Larga vida a todos!!
Compañeros, álguien me puede decir cómo hago para trabajar con un comonente que no se encuentra en la librería de Proteus?
Estoy buscando el LM3909 y no aparece.
Cómo se hace en ese o en esos casos?
Gracias por la ayuda
Ne555e
CCS


----------



## marcos gutierrez (Ene 9, 2011)

Hola ese componente busca en Analog Ics y sub category ,tengo el Proteus 7.7 Sp2 no se con cual estas teabajando


----------



## Ne555e (Ene 9, 2011)

Hola Marcos, gracias por tu pronta respuesta.
Tengo la versión 7.1 SP2. 
Hice lo que me indicaste y no lo encontré.
Tengo un tutorial en Power Point y en capítulo 7 está la parte de la Creación de Nuevos Dispositivos.
Voy a revisar para sabér cómo crearlo en caso de que no pueda encontrarlo en la librería.
Saludos


----------



## Jyajure (Ene 9, 2011)

Ne555e dijo:


> Hola Marcos, gracias por tu pronta respuesta.
> Tengo la versión 7.1 SP2.
> Hice lo que me indicaste y no lo encontré.
> Tengo un tutorial en Power Point y en capítulo 7 está la parte de la Creación de Nuevos Dispositivos.
> ...



Hola Ne555e, que tal si posteas ese tutorial? bueno yo tengo el 7.7 SP2 y no aparece


----------



## Ne555e (Ene 10, 2011)

Marcos aquí tienes el link del tutorial:
http://www.circuitoselectronicos.info/2010/01/un-gran-tutorial-para-aprender-utilizar.html
Saludos
Ne555e
CCS


----------



## marcos gutierrez (Ene 10, 2011)

Yajure dijo:


> Hola Ne555e, que tal si posteas ese tutorial? bueno yo tengo el 7.7 SP2 y no aparece



Hola,aca te mando el archivo de que si esta , el lm3909


----------



## Ne555e (Ene 10, 2011)

Ok, perfect.

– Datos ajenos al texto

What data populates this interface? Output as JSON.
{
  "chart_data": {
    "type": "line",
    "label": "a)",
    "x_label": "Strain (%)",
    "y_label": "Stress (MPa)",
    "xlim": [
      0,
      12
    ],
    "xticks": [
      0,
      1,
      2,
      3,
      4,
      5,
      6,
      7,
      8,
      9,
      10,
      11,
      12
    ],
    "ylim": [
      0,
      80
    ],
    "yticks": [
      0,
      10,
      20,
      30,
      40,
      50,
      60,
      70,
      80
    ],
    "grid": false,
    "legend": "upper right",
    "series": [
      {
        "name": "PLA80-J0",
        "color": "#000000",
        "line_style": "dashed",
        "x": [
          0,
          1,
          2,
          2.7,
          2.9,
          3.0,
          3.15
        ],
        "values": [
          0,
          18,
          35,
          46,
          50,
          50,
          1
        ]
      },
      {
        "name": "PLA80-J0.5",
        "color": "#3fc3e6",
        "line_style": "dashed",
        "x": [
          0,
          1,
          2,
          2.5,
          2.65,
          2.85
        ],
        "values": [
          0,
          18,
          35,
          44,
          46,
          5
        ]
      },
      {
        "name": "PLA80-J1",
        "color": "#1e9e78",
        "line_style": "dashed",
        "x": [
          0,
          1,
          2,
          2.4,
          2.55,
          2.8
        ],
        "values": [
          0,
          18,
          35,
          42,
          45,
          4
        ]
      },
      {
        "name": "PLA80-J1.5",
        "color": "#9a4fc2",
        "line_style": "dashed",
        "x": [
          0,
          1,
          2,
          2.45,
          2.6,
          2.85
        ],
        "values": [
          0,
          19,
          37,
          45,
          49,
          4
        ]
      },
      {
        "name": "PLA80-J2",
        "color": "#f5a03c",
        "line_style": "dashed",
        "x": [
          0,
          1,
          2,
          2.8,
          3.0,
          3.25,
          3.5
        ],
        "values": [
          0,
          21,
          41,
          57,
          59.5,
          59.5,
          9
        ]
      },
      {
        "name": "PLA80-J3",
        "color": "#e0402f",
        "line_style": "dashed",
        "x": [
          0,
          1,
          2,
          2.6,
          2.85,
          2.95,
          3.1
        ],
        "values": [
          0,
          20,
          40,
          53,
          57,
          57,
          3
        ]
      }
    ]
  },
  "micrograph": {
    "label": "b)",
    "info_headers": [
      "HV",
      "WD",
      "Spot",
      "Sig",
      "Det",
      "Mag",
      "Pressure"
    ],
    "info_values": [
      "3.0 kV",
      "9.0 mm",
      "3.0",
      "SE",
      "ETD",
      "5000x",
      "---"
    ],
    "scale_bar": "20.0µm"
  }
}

Está, pero...dónde?


----------



## marcos gutierrez (Ene 11, 2011)

Aca te adjunto la imagen en donde tenes que buscar dicho integrado. Espero que se te aclare tu duda.


----------



## Ne555e (Ene 12, 2011)

Marcos, muchas gracias por ayudarme pero en mi versión, lamentablemente no aparece ese dispositivo. Me di cuenta que tu versión trae CMOS 4000 Series, Digital Potentiometer, etc y mi versión, nada que ver. 
Voy a buscar una versión más avanzada para ver cómo me va.
Gracias
Saludos
Ne5553
CCS


----------